Menurut Strauss, banyak musisi eksperimental di Asia Tenggara dan Indonesia berinvestasi besar-besaran dalam membangun infrastruktur mereka sendiri dan secara aktif menciptakan komunitas dan komunitas tempat mereka tinggal.

Dia menjelaskan bahwa “strategi ini semuanya sangat menarik – dan dilihat dari tingkat yang lebih abstrak – dan sangat relevan dengan penguatan masyarakat sipil, ekspresi artistik dan penciptaan pola kerja dan hidup bersama di dunia yang mengglobal.”

Roli Shabara, yang berasal dari Palu di Sulawesi Tengah dan telah terlibat dalam proyek grup solo dan beberapa proyek yang mengeksplorasi tradisi lisan, teks folkloric dan suara manusia, memulai grup Setabuhan pada tahun 2017 dengan tujuan menawarkan penemuan kembali musik ekstasi suku yang modern. .

READ  Injak besar-besaran di pertandingan sepak bola Indonesia menewaskan sedikitnya 125 penggemar

Menggabungkan dua pemain perkusi berat Ramberto Aguzzali dan suara Caesarking dan suara Rully sebagai instrumen tunggal lainnya, Setabuhan memberikan penampilan yang mentah dan hidup di CTM, membuat penonton dalam keadaan emosi dan ceroboh.

Pertunjukan langsung sitabuhan sering disertai dengan seni bela diri atau pejuang gaya bebas di atas panggung. Di Jerman, mereka bekerja sama dengan sekelompok pejuang pencak silat dari Berlin.

“[We aim] Untuk menciptakan tontonan seni pertunjukan terbaik yang terinspirasi oleh berbagai bentuk hiburan tradisional, di mana kontak fisik dan agresif digunakan untuk menyatukan orang.
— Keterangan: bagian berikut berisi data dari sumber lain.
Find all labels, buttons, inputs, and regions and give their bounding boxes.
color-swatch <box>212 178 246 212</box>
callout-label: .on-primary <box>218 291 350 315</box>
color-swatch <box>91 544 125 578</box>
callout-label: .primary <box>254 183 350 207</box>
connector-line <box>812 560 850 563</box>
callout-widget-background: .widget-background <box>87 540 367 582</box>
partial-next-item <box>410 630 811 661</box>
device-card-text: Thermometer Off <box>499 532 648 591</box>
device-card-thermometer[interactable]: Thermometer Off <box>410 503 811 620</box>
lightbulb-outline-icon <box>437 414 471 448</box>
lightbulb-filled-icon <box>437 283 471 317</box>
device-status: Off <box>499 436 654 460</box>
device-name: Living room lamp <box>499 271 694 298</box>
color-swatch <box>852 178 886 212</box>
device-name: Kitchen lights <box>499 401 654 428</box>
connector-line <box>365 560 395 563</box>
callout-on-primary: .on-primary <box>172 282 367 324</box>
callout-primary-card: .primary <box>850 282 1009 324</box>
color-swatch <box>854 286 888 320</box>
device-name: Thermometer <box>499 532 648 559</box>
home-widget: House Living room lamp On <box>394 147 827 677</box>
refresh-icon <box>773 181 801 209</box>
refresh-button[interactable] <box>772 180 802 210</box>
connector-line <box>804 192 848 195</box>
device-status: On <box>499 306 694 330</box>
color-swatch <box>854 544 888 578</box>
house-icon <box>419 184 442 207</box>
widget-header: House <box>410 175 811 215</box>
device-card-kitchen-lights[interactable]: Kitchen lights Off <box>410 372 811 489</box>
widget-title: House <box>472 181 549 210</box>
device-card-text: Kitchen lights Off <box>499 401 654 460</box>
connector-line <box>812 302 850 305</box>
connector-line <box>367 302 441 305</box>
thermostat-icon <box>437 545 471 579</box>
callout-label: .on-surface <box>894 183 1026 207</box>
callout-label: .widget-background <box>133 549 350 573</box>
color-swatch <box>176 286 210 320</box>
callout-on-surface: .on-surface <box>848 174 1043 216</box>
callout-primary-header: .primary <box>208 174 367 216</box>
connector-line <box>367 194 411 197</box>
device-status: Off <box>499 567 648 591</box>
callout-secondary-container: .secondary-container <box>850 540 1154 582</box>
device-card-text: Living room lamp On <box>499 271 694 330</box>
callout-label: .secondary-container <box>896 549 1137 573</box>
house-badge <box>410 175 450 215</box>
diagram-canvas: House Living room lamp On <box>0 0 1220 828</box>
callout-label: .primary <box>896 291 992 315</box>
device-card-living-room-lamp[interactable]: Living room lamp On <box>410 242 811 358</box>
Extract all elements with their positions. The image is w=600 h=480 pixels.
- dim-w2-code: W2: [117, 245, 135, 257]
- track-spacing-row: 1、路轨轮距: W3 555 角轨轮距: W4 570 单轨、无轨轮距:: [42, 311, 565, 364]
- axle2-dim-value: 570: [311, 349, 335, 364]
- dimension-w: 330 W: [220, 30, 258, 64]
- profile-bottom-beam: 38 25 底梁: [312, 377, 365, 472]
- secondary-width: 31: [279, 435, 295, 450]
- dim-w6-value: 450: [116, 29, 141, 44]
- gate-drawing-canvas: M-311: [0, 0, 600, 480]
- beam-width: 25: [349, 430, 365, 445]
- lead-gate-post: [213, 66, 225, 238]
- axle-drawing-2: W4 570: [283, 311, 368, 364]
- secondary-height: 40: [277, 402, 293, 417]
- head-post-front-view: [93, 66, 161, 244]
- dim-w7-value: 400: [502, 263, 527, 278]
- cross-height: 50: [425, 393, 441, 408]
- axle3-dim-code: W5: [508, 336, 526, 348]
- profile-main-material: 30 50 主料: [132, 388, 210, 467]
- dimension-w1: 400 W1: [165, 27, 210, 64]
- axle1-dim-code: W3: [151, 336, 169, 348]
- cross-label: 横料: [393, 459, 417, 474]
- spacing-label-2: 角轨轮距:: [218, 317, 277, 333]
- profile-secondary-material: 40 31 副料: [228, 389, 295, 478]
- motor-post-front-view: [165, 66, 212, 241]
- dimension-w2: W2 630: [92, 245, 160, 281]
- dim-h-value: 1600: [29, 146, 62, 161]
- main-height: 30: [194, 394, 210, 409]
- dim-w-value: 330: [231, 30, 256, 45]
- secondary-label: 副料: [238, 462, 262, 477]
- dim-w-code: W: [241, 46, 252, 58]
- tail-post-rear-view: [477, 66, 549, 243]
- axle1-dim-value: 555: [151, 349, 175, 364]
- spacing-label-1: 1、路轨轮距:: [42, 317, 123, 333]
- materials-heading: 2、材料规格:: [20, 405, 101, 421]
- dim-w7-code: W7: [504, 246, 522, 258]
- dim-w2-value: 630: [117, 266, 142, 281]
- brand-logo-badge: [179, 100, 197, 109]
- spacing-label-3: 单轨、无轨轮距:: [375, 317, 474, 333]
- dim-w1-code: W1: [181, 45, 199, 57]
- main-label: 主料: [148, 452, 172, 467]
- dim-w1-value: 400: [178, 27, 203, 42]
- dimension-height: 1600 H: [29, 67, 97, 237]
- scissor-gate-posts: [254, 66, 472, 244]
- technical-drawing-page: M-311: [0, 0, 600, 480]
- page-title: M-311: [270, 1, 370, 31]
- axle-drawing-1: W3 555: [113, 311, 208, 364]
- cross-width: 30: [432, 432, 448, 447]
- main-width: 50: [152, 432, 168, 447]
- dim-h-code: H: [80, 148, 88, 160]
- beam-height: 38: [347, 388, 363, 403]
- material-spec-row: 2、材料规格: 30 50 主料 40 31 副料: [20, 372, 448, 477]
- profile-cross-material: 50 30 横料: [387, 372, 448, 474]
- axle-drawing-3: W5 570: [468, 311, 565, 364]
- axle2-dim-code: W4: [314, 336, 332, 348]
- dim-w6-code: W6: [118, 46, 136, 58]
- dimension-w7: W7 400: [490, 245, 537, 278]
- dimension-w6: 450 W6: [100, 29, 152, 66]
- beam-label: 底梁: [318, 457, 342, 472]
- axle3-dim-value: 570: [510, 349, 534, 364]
Mengambil konsep ini dan menerapkannya pada audiens kontemporer pasti menyegarkan.

Berkolaborasi dengan para pejuang pencak silat di Jerman, pertunjukan ini memiliki nuansa Indonesia yang akrab, tetapi Rully menambahkan bahwa partisipasi penonton sedikit berbeda: “Lebih keras dari Indonesia.”

Berbicara tentang dunia musik eksperimental secara umum, ia mencatat bahwa itu telah berkembang selama dua tahun terakhir.

“Kami banyak mendapat sorotan global dan dibandingkan dengan negara-negara Asia Tenggara lainnya, lanskap Indonesia cukup berkembang dan paling seru,” ujarnya. “Anda dapat merasakan bahwa itu akan segera menjadi besar, seperti yang terjadi di Jepang pada 1990-an atau awal 2000-an.”

Setelah menyorot Nusasonic dan Asia Tenggara di CTM Festival, proyek ini akan dilanjutkan dan dikembangkan di wilayah asalnya.

“Akan ada residensi Nusasonic di Manila dan Yogyakarta dan konser skala kecil yang diselenggarakan oleh Playfreely/BlackKaji di Singapura,” kata Strauss. Menyongsong Oktober 2019, Nusasonic juga akan tampil lebih besar di 10th WSK Festivalkesepuluh Edisi ulang tahun di Manila.” (Patch)


LEAVE A RESPONSE

Alamat email Anda tidak akan dipublikasikan. Ruas yang wajib ditandai *

"Pemikir jahat. Sarjana musik. Komunikator yang ramah hipster. Penggila bacon. Penggemar internet amatir. Introvert."